Special Note: This lecture was delivered using BlackBoard Collaborate Ultra, due to weather closure.
When we are looking at the distribution of any data set, we want to have a measure of the center of the distribution. Usually our first step will be to look at the arithmetic mean, but each statistical distribution has its own Expected Value.
Similarly, we want to have a measure of dispersion and variability. Again, we usually would do something like calculate the standard deviation, but each distribution has its own measure of Variance.
Consider a generic probability distribution, with a PDF of
\[ P( a < x < b) = \int_a^b f(x|params)dx \]
(or an analogous PMF). This distribution has a number of properties that could be described.
What are we estimating?
Usually measures of location and dispersion and variability.
Can you think of any measures of location and dispersion that you are familiar with?
\[ E[X] = \sum_{i=1}^{\infty} x_i p_i \]
\[ E[X] = \int_{-\infty}^{\infty} x \cdot f(x) dx \]

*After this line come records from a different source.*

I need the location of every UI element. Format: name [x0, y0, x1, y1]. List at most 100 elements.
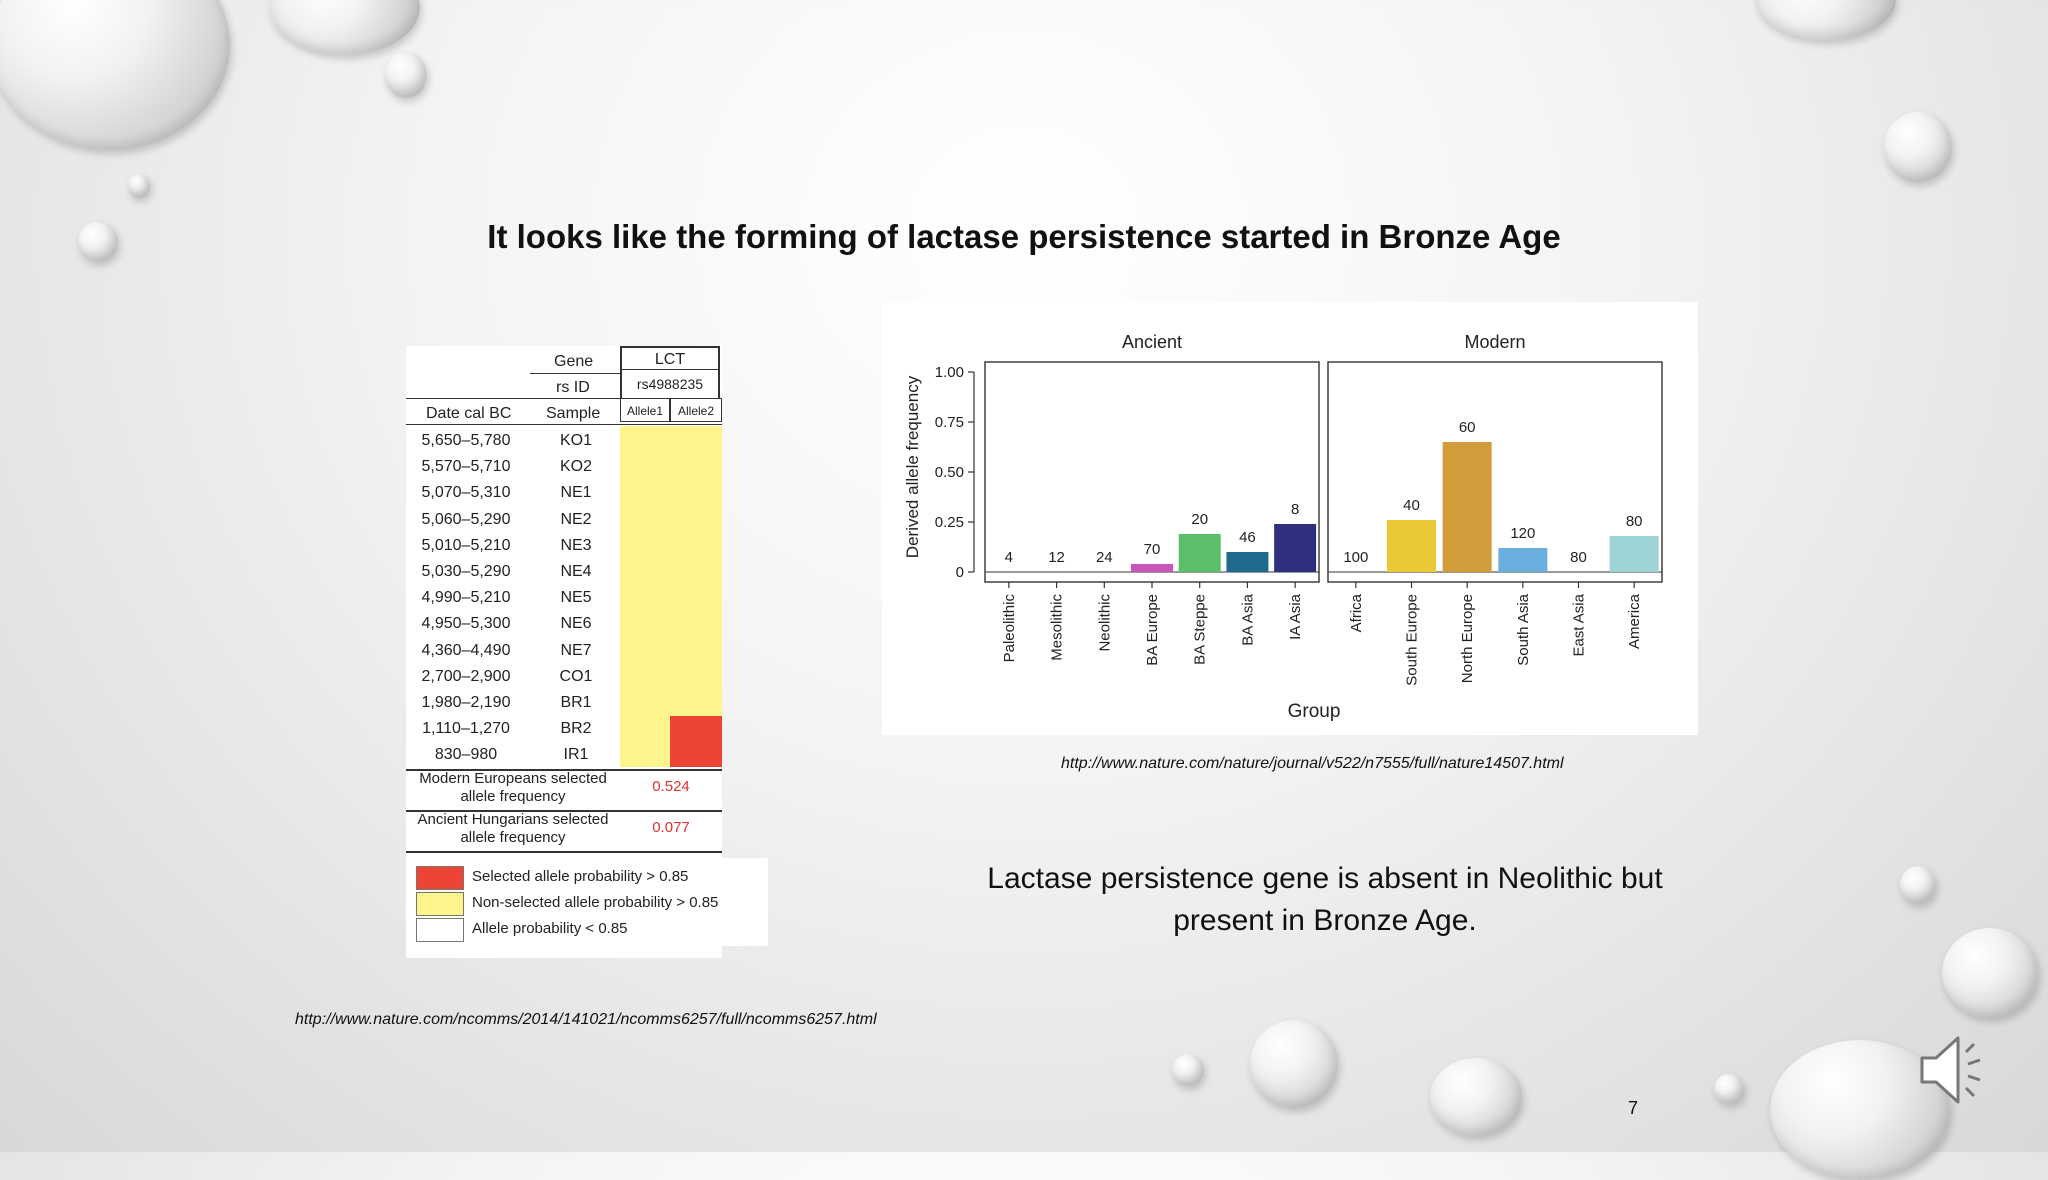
- allele-frequency-chart: 0 0.25 0.50 0.75 1.00 Derived allele frequenc…: [903, 332, 1663, 722]
- panel-frame: [1327, 361, 1663, 583]
- table-row-date: 5,010–5,210: [421, 536, 511, 554]
- bar-data-label: 12: [1048, 549, 1065, 566]
- x-tick-label: North Europe: [1459, 594, 1476, 683]
- allele1-column-header: Allele1: [620, 398, 670, 422]
- x-tick-label: BA Steppe: [1192, 594, 1209, 665]
- y-tick-label: 0: [956, 564, 964, 581]
- table-row-date: 2,700–2,900: [421, 667, 511, 685]
- gene-label: Gene: [554, 353, 594, 370]
- table-legend: Selected allele probability > 0.85 Non-s…: [406, 858, 768, 946]
- table-rule: [406, 398, 722, 399]
- table-row-date: 4,360–4,490: [421, 641, 511, 659]
- water-drop-decoration: [1942, 928, 2038, 1018]
- bar-data-label: 100: [1343, 549, 1368, 566]
- bar-data-label: 4: [1005, 549, 1013, 566]
- x-tick-label: South Europe: [1404, 594, 1421, 686]
- table-row-sample: IR1: [563, 746, 589, 764]
- source-link-left[interactable]: http://www.nature.com/ncomms/2014/141021…: [295, 1011, 877, 1028]
- legend-swatch-selected: [416, 866, 464, 890]
- caption-line-2: present in Bronze Age.: [1173, 904, 1477, 937]
- bar: [1274, 524, 1317, 572]
- legend-swatch-non-selected: [416, 892, 464, 916]
- bar-data-label: 46: [1239, 529, 1256, 546]
- allele-frequency-chart-figure: 0 0.25 0.50 0.75 1.00 Derived allele frequenc…: [882, 302, 1698, 735]
- slide-title: It looks like the forming of lactase per…: [487, 218, 1561, 255]
- x-tick-label: BA Asia: [1239, 593, 1256, 645]
- bar-data-label: 80: [1570, 549, 1587, 566]
- legend-label-selected: Selected allele probability > 0.85: [472, 868, 689, 885]
- water-drop-decoration: [1430, 1058, 1522, 1136]
- table-row-date: 4,950–5,300: [421, 615, 511, 633]
- water-drop-decoration: [1900, 866, 1936, 904]
- x-tick-label: Africa: [1348, 593, 1365, 632]
- table-row-sample: CO1: [559, 667, 593, 685]
- table-row-date: 1,980–2,190: [421, 694, 511, 711]
- y-tick-label: 1.00: [935, 364, 964, 381]
- table-row-sample: NE1: [560, 484, 592, 502]
- water-drop-decoration: [78, 222, 118, 262]
- x-tick-label: South Asia: [1515, 593, 1532, 665]
- table-row-date: 5,570–5,710: [421, 458, 511, 476]
- x-tick-label: BA Europe: [1144, 594, 1161, 666]
- allele-table-figure: Gene LCT rs ID rs4988235 Date cal BC Sam…: [406, 346, 722, 958]
- allele-cells-yellow: [620, 426, 722, 767]
- table-row-date: 1,110–1,270: [422, 720, 510, 738]
- x-tick-label: Mesolithic: [1049, 594, 1066, 661]
- x-tick-label: Paleolithic: [1001, 594, 1018, 663]
- speaker-icon[interactable]: [1918, 1030, 1984, 1110]
- bar: [1442, 442, 1492, 572]
- table-rule: [406, 424, 722, 425]
- table-row-date: 4,990–5,210: [421, 589, 511, 607]
- x-axis-title: Group: [1288, 701, 1341, 722]
- bar-data-label: 80: [1626, 513, 1643, 530]
- table-row-sample: KO2: [559, 458, 592, 476]
- bar: [1131, 564, 1173, 572]
- table-rule: [406, 851, 722, 853]
- page-number: 7: [1628, 1098, 1639, 1118]
- modern-label-2: allele frequency: [460, 788, 566, 805]
- caption-line-1: Lactase persistence gene is absent in Ne…: [987, 862, 1663, 895]
- table-row-sample: NE2: [560, 510, 592, 528]
- legend-label-non-selected: Non-selected allele probability > 0.85: [472, 894, 719, 911]
- y-tick-label: 0.50: [935, 464, 964, 481]
- bar-data-label: 40: [1403, 497, 1420, 514]
- bar-data-label: 120: [1510, 525, 1535, 542]
- x-tick-label: IA Asia: [1287, 593, 1304, 640]
- water-drop-decoration: [128, 174, 150, 198]
- water-drop-decoration: [1884, 112, 1952, 182]
- rsid-label: rs ID: [556, 379, 590, 396]
- rsid-value: rs4988235: [620, 370, 720, 398]
- bar: [1498, 548, 1548, 572]
- bar-data-label: 20: [1191, 511, 1208, 528]
- ancient-label-2: allele frequency: [460, 829, 566, 846]
- legend-swatch-low-probability: [416, 918, 464, 942]
- ancient-label-1: Ancient Hungarians selected: [417, 811, 609, 828]
- panel-title: Ancient: [1122, 332, 1182, 352]
- modern-label-1: Modern Europeans selected: [419, 770, 607, 787]
- water-drop-decoration: [0, 0, 230, 150]
- table-rule: [406, 769, 722, 771]
- table-row-sample: NE4: [560, 563, 592, 580]
- legend-label-low-probability: Allele probability < 0.85: [472, 920, 628, 937]
- water-drop-decoration: [1714, 1074, 1744, 1104]
- table-row-sample: KO1: [559, 432, 592, 449]
- table-row-date: 5,070–5,310: [421, 484, 511, 502]
- table-row-sample: NE5: [560, 589, 592, 607]
- x-tick-label: America: [1626, 593, 1643, 649]
- x-tick-label: East Asia: [1571, 593, 1588, 656]
- x-tick-label: Neolithic: [1096, 594, 1113, 652]
- water-drop-decoration: [270, 0, 420, 55]
- water-drop-decoration: [1250, 1020, 1338, 1108]
- gene-value: LCT: [620, 346, 720, 370]
- date-column-header: Date cal BC: [426, 405, 512, 422]
- bar-data-label: 60: [1459, 419, 1476, 436]
- allele2-selected-cell: [670, 716, 722, 767]
- table-row-sample: NE6: [560, 615, 592, 633]
- bar-data-label: 24: [1096, 549, 1113, 566]
- slide-caption: Lactase persistence gene is absent in Ne…: [930, 858, 1720, 942]
- table-row-sample: NE7: [560, 641, 592, 659]
- allele2-column-header: Allele2: [670, 398, 722, 422]
- water-drop-decoration: [1172, 1054, 1204, 1086]
- source-link-right[interactable]: http://www.nature.com/nature/journal/v52…: [1061, 755, 1564, 772]
- y-tick-label: 0.25: [935, 514, 964, 531]
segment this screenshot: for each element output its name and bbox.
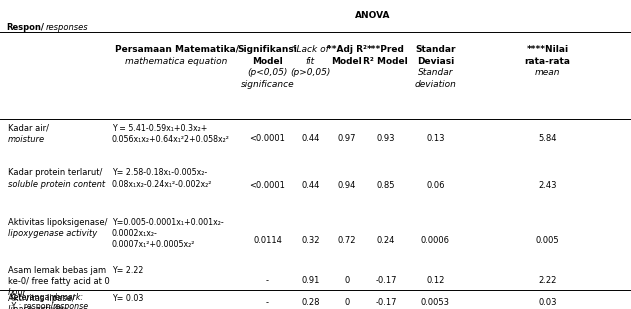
Text: 0.97: 0.97 bbox=[338, 134, 356, 143]
Text: <0.0001: <0.0001 bbox=[250, 134, 285, 143]
Text: ke-0/ free fatty acid at 0: ke-0/ free fatty acid at 0 bbox=[8, 277, 109, 286]
Text: 0.13: 0.13 bbox=[426, 134, 445, 143]
Text: 0.03: 0.03 bbox=[538, 298, 557, 307]
Text: 0.44: 0.44 bbox=[301, 181, 320, 190]
Text: lipoxygenase activity: lipoxygenase activity bbox=[8, 229, 97, 238]
Text: 0.08x₁x₂-0.24x₁²-0.002x₂²: 0.08x₁x₂-0.24x₁²-0.002x₂² bbox=[112, 180, 212, 188]
Text: -: - bbox=[266, 276, 269, 285]
Text: Y= 2.22: Y= 2.22 bbox=[112, 266, 143, 275]
Text: Kadar air/: Kadar air/ bbox=[8, 124, 49, 133]
Text: ****Nilai: ****Nilai bbox=[526, 45, 569, 54]
Text: 0.32: 0.32 bbox=[301, 236, 320, 245]
Text: soluble protein content: soluble protein content bbox=[8, 180, 105, 188]
Text: <0.0001: <0.0001 bbox=[250, 181, 285, 190]
Text: Standar: Standar bbox=[418, 68, 453, 77]
Text: 0.0007x₁²+0.0005x₂²: 0.0007x₁²+0.0005x₂² bbox=[112, 240, 195, 249]
Text: Asam lemak bebas jam: Asam lemak bebas jam bbox=[8, 266, 106, 275]
Text: response: response bbox=[52, 302, 88, 309]
Text: Keterangan/: Keterangan/ bbox=[9, 293, 57, 302]
Text: 0.005: 0.005 bbox=[536, 236, 559, 245]
Text: -0.17: -0.17 bbox=[375, 298, 397, 307]
Text: 0.91: 0.91 bbox=[301, 276, 320, 285]
Text: deviation: deviation bbox=[415, 80, 456, 89]
Text: 0.0053: 0.0053 bbox=[421, 298, 450, 307]
Text: 0.056x₁x₂+0.64x₁²2+0.058x₂²: 0.056x₁x₂+0.64x₁²2+0.058x₂² bbox=[112, 135, 230, 144]
Text: Y= 2.58-0.18x₁-0.005x₂-: Y= 2.58-0.18x₁-0.005x₂- bbox=[112, 168, 207, 177]
Text: Respon/: Respon/ bbox=[6, 23, 44, 32]
Text: 0.0006: 0.0006 bbox=[421, 236, 450, 245]
Text: *Lack of: *Lack of bbox=[292, 45, 329, 54]
Text: 0: 0 bbox=[344, 298, 350, 307]
Text: 0.28: 0.28 bbox=[301, 298, 320, 307]
Text: Kadar protein terlarut/: Kadar protein terlarut/ bbox=[8, 168, 102, 177]
Text: 0: 0 bbox=[344, 276, 350, 285]
Text: responses: responses bbox=[45, 23, 88, 32]
Text: 0.94: 0.94 bbox=[338, 181, 356, 190]
Text: Y= 0.03: Y= 0.03 bbox=[112, 294, 143, 303]
Text: 0.12: 0.12 bbox=[426, 276, 445, 285]
Text: Deviasi: Deviasi bbox=[416, 57, 454, 66]
Text: Persamaan Matematika/: Persamaan Matematika/ bbox=[115, 45, 239, 54]
Text: (p>0,05): (p>0,05) bbox=[290, 68, 331, 77]
Text: Signifikansi: Signifikansi bbox=[238, 45, 297, 54]
Text: remark:: remark: bbox=[52, 293, 83, 302]
Text: -: - bbox=[266, 298, 269, 307]
Text: Standar: Standar bbox=[415, 45, 456, 54]
Text: ***Pred: ***Pred bbox=[367, 45, 405, 54]
Text: ANOVA: ANOVA bbox=[355, 11, 390, 20]
Text: (p<0,05): (p<0,05) bbox=[247, 68, 288, 77]
Text: mathematica equation: mathematica equation bbox=[126, 57, 228, 66]
Text: moisture: moisture bbox=[8, 135, 45, 144]
Text: 0.44: 0.44 bbox=[301, 134, 320, 143]
Text: **Adj R²: **Adj R² bbox=[327, 45, 367, 54]
Text: significance: significance bbox=[241, 80, 294, 89]
Text: R² Model: R² Model bbox=[363, 57, 408, 66]
Text: Y = 5.41-0.59x₁+0.3x₂+: Y = 5.41-0.59x₁+0.3x₂+ bbox=[112, 124, 207, 133]
Text: Aktivitas lipoksigenase/: Aktivitas lipoksigenase/ bbox=[8, 218, 107, 227]
Text: mean: mean bbox=[534, 68, 560, 77]
Text: fit: fit bbox=[306, 57, 315, 66]
Text: 0.0002x₁x₂-: 0.0002x₁x₂- bbox=[112, 229, 158, 238]
Text: 0.06: 0.06 bbox=[426, 181, 445, 190]
Text: 0.93: 0.93 bbox=[377, 134, 395, 143]
Text: 0.24: 0.24 bbox=[377, 236, 395, 245]
Text: Aktivitas lipase/: Aktivitas lipase/ bbox=[8, 294, 74, 303]
Text: 0.85: 0.85 bbox=[377, 181, 395, 190]
Text: Model: Model bbox=[252, 57, 283, 66]
Text: 5.84: 5.84 bbox=[538, 134, 557, 143]
Text: hour: hour bbox=[8, 288, 27, 297]
Text: lipase activity: lipase activity bbox=[8, 305, 66, 309]
Text: 2.43: 2.43 bbox=[538, 181, 557, 190]
Text: 2.22: 2.22 bbox=[538, 276, 557, 285]
Text: rata-rata: rata-rata bbox=[524, 57, 570, 66]
Text: -0.17: -0.17 bbox=[375, 276, 397, 285]
Text: Model: Model bbox=[331, 57, 362, 66]
Text: Y=0.005-0.0001x₁+0.001x₂-: Y=0.005-0.0001x₁+0.001x₂- bbox=[112, 218, 223, 227]
Text: 0.72: 0.72 bbox=[338, 236, 356, 245]
Text: 0.0114: 0.0114 bbox=[253, 236, 282, 245]
Text: Y : respon/: Y : respon/ bbox=[9, 302, 54, 309]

We use sample statistics to estimate population statistics. In most cases in biology, populations are too large to measure population parameters directly. Therefore, we use different estimators to calculate the populations statistics based on the sample statistics.
See Q&K page 15 for more details.
What is the difference between accuracy vs. precision1
Give an example of a point estimate and an interval estimate.